Trabecular bone plays an important load-bearing role in the spine. High loads or insertion of implants can damage trabecular bone, causing micro-cracking of individual trabeculae. Micro-crack formation is important since small cracks cannot be detected on medical images yet they play a key role in inducing either bone repair or resorption (bone loss). The Paediatric Spine Research group has recently applied a new technique (the combined finite/discrete element method) to successfully predict micro-cracking of trabeculae. This project will further develop the technique, leading to a powerful new technique for prediction of trabecular bone response to applied loads in the spine.

3. Investigating the effect of axial compression on vertebral rotation in spinal deformity patients.
Axial rotation of vertebrae is a defining feature of scoliotic spine deformity. Axial rotation of vertebrae causes deformation of the ribcage, manifest as a noticeable "rib hump". Aside from the undesirable cosmetic appearance, deformation of the ribcage can cause respiratory problems in severe cases.
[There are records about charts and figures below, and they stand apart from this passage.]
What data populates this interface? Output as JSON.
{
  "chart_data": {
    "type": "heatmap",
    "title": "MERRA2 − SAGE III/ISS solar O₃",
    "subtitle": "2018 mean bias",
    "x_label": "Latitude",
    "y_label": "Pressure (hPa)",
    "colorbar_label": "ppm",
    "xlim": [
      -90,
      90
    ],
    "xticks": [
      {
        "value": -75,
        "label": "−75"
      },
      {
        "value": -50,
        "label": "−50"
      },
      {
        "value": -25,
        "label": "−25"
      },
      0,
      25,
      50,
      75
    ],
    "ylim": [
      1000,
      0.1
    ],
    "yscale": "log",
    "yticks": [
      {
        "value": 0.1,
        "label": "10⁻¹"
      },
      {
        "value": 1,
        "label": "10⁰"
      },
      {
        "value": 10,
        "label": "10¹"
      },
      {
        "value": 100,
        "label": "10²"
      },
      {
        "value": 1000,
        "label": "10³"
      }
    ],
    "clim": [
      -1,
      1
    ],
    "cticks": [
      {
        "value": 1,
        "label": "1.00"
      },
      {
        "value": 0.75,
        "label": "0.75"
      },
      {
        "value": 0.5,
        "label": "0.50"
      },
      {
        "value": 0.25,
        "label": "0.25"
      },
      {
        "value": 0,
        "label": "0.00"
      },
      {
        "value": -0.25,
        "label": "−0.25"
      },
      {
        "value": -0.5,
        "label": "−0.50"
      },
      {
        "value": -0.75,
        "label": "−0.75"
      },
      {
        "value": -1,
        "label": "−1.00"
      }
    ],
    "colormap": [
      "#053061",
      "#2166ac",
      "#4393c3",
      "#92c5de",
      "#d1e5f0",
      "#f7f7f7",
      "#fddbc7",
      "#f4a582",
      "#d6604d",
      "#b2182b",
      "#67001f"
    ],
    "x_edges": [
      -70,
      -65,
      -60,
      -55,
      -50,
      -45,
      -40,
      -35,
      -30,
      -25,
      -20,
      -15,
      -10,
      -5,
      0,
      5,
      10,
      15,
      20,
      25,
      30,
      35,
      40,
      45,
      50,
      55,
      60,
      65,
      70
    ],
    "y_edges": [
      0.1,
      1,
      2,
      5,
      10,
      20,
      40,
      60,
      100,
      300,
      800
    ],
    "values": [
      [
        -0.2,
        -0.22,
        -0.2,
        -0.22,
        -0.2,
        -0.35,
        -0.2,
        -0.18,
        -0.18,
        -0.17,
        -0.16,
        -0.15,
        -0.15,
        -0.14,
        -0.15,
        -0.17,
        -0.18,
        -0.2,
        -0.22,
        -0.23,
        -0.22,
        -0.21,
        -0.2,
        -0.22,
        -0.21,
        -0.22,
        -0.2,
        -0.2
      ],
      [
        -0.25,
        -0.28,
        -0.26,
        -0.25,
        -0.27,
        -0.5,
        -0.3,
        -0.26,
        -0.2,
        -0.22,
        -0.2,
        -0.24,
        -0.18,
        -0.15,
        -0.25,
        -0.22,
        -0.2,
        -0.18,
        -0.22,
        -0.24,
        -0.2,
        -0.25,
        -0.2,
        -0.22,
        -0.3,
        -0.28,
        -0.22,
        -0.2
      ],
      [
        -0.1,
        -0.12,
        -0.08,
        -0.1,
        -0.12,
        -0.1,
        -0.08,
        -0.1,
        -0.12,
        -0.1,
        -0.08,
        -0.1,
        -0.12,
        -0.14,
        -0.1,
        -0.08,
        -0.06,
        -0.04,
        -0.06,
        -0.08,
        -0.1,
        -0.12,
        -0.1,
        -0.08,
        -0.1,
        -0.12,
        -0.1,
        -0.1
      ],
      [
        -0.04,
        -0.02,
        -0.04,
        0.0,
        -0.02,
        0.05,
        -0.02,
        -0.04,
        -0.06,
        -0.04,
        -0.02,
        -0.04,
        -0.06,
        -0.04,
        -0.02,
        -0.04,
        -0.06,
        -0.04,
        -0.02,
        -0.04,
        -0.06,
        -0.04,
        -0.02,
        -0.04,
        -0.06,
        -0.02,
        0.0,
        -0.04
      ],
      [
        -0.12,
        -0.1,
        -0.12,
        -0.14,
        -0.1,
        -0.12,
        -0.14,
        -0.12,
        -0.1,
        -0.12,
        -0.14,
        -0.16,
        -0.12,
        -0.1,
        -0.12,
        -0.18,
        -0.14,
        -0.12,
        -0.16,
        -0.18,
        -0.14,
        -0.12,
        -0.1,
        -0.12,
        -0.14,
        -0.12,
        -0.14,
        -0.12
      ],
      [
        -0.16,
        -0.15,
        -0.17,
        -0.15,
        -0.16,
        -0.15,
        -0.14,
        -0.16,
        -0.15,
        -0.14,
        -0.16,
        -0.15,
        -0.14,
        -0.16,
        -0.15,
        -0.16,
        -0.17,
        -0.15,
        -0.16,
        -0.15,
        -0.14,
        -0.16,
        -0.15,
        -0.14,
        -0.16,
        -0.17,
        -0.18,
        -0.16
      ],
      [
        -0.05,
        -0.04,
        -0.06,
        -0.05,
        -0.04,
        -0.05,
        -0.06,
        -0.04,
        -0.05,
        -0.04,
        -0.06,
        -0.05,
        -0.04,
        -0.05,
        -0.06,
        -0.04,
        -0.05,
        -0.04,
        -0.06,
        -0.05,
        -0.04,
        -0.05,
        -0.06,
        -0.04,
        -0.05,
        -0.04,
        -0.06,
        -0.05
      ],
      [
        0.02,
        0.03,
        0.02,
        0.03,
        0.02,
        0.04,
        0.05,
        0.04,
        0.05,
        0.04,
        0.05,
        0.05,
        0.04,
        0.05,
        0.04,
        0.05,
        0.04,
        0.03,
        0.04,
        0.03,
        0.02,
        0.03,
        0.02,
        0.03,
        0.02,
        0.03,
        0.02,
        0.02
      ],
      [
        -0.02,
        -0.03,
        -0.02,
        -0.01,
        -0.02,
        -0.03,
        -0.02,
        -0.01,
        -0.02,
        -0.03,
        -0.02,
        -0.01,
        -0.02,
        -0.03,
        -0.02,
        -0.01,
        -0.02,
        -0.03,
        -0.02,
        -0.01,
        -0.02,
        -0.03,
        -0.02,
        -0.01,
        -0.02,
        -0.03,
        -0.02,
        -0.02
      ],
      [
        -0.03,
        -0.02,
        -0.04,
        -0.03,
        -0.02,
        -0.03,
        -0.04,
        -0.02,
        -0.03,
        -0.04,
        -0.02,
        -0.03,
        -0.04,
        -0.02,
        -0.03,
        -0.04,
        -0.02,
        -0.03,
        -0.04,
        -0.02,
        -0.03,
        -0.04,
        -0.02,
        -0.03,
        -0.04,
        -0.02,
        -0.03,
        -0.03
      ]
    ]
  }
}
Correction of axial rotation and associated reduction in rib hump is a goal of spine deformity surgery, but this goal is rarely achieved, especially with single rod instrumentation which has limited ability to apply torsional corrective forces to the spine.
This study will investigate the relationship between axial compression and vertebral rotation in pre-operative spine deformity patients by applying an axial compressive force to subjects as they undergo magnetic resonance (MR) imaging. We hypothesize that axial compressive force significantly affects both the curvature and vertebral rotation of the spine and ribcage. This relationship has implications for both pre-operative medical imaging and surgical planning.